El pueblo se había volcado masivamente a las calles para celebrar el fin de una dictadura militar que durante siete años y más de ocho meses se había convertido en la más sangrienta de la historia de la Argentina.

El gobierno de facto que comenzó el 24 de marzo de 1976 dejó saldo negativo en todos los aspectos: 30.000 desaparecidos, presos políticos, miles de exiliados y perseguidos, represión y censura, desocupación de dos dígitos y una deuda externa de 13 mil millones de dólares, más de tres veces los 4 mil millones de fines de 1975. Además del duelo que generó la guerra de Malvinas.

Como había ocurrido en 1973 con la asunción del peronista Héctor J. Cámpora luego de siete años de otra dictadura, el pueblo copó las calles en todo el país, sin distinción de banderías políticas, para celebrar una democracia que este 2023 cumple cuarenta años.

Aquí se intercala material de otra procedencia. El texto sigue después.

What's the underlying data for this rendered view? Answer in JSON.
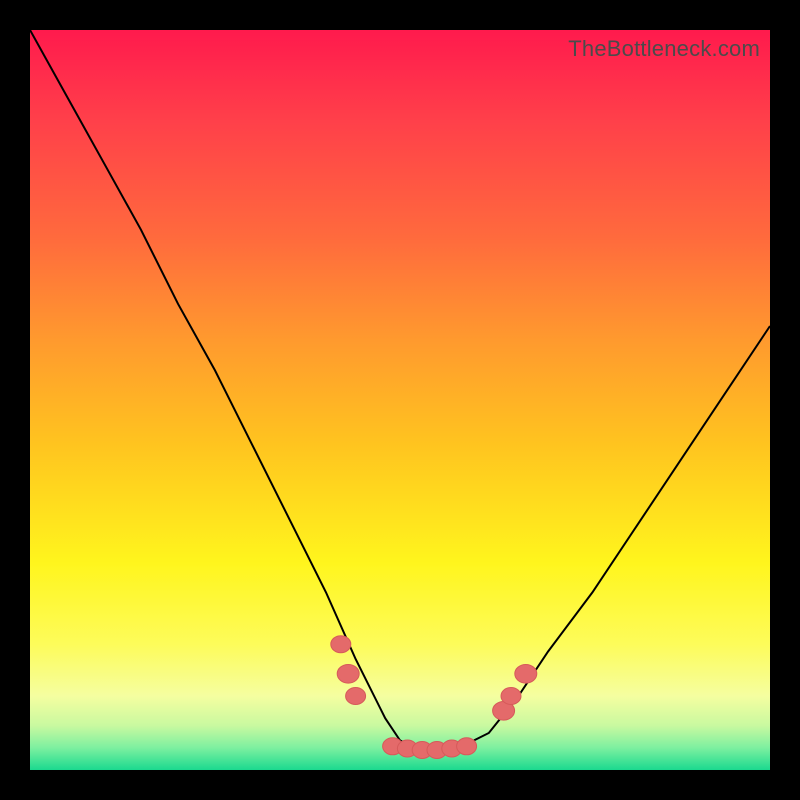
{
  "watermark": "TheBottleneck.com",
  "chart_data": {
    "type": "line",
    "title": "",
    "xlabel": "",
    "ylabel": "",
    "xlim": [
      0,
      100
    ],
    "ylim": [
      0,
      100
    ],
    "grid": false,
    "legend": false,
    "series": [
      {
        "name": "curve",
        "x": [
          0,
          5,
          10,
          15,
          20,
          25,
          30,
          36,
          40,
          44,
          48,
          50,
          52,
          55,
          58,
          62,
          66,
          70,
          76,
          82,
          88,
          94,
          100
        ],
        "y": [
          100,
          91,
          82,
          73,
          63,
          54,
          44,
          32,
          24,
          15,
          7,
          4,
          3,
          3,
          3,
          5,
          10,
          16,
          24,
          33,
          42,
          51,
          60
        ]
      }
    ],
    "markers": [
      {
        "x": 42,
        "y": 17,
        "size": 10
      },
      {
        "x": 43,
        "y": 13,
        "size": 11
      },
      {
        "x": 44,
        "y": 10,
        "size": 10
      },
      {
        "x": 49,
        "y": 3.2,
        "size": 10
      },
      {
        "x": 51,
        "y": 2.9,
        "size": 10
      },
      {
        "x": 53,
        "y": 2.7,
        "size": 10
      },
      {
        "x": 55,
        "y": 2.7,
        "size": 10
      },
      {
        "x": 57,
        "y": 2.9,
        "size": 10
      },
      {
        "x": 59,
        "y": 3.2,
        "size": 10
      },
      {
        "x": 64,
        "y": 8,
        "size": 11
      },
      {
        "x": 65,
        "y": 10,
        "size": 10
      },
      {
        "x": 67,
        "y": 13,
        "size": 11
      }
    ],
    "colors": {
      "gradient_top": "#ff1a4d",
      "gradient_mid1": "#ff9a2e",
      "gradient_mid2": "#fff51d",
      "gradient_bottom": "#1bd98f",
      "curve": "#000000",
      "marker_fill": "#e46a6a"
    }
  }
}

“El pueblo, unido, jamás será vencido”, fue una de las principales consignas que se escucharon ese día, con la gente mirando el Cabildo, todavía de espaldas a la Casa de Gobierno. Después de una campaña electoral que fue muy dura, ese 10 de diciembre no hubo antirradicales ni antiperonistas, solo la emoción compartida de los argentinos, después de tanto tiempo de oscuridad.

Las elecciones se habían realizado el 30 de octubre de 1983 y Alfonsín triunfó con el 51,7 por ciento de los votos, frente al 40,1 del peronismo. El día antes de las elecciones se agotaron los pasajes ferroviarios gratuitos para los ciudadanos que querían emitir su voto y debían viajar a los lugares de residencia consignados en los padrones.  

El día de la asunción, Alfonsín leyó un extenso mensaje ante la Asamblea Legislativa, luego se trasladó en un Cadillac descubierto hasta la Casa Rosada, donde recibió de manos del general Reynaldo Bignone –el último de los cuatro presidentes de facto– los atributos de mando, y tomó juramento a sus ministros y secretarios de Estado. Desde los balcones del Cabildo, ante una multitud que vivaba su nombre, Alfonsín inauguró el inicio de un período que fue difícil, por los resabios de la dictadura, el desastre económico heredado, la presión de las revueltas “carapintada” y el lento camino hacia la consolidación de esos soñados “cien años de democracia”.  

Durante el cierre de la campaña electoral del Partido Justicialista, Herminio Iglesias, candidato a gobernador bonaerense, había quemado un ataúd con las siglas UCR frente a una multitud de entre 800.000 y 1.200.000 personas y ante las cámaras de todos los canales de televisión. Un papel envuelto con fuego en la punta funcionó como antorcha o Magiclick. Una corona fúnebre y un cajón enclenque, de cartón, con los colores y las siglas de la UCR, el nombre de Alfonsín y el Q.E.P.D redundante. El fuego hizo su trabajo. Los analistas políticos consideraron que el exabrupto de Herminio conspiró contra Ítalo Luder, el moderado candidato del justicialismo.

Ya en el poder, Alfonsín afrontó conspiraciones militares, hiperinflación, saqueos, protestas de los trabajadores. La creación de la Conadep y el juicio a las Juntas Militares fueron pasos importantes, que tuvieron retrocesos con las leyes de Obediencia Debida y Punto Final, que limitaban el juzgamiento a los militares responsables del genocidio. Aunque tuvo que dejar su mandato en forma anticipada y traspasar el mando a Carlos Menem, Alfonsín es recordado y reconocido como “el padre de la democracia”, por propios y extraños.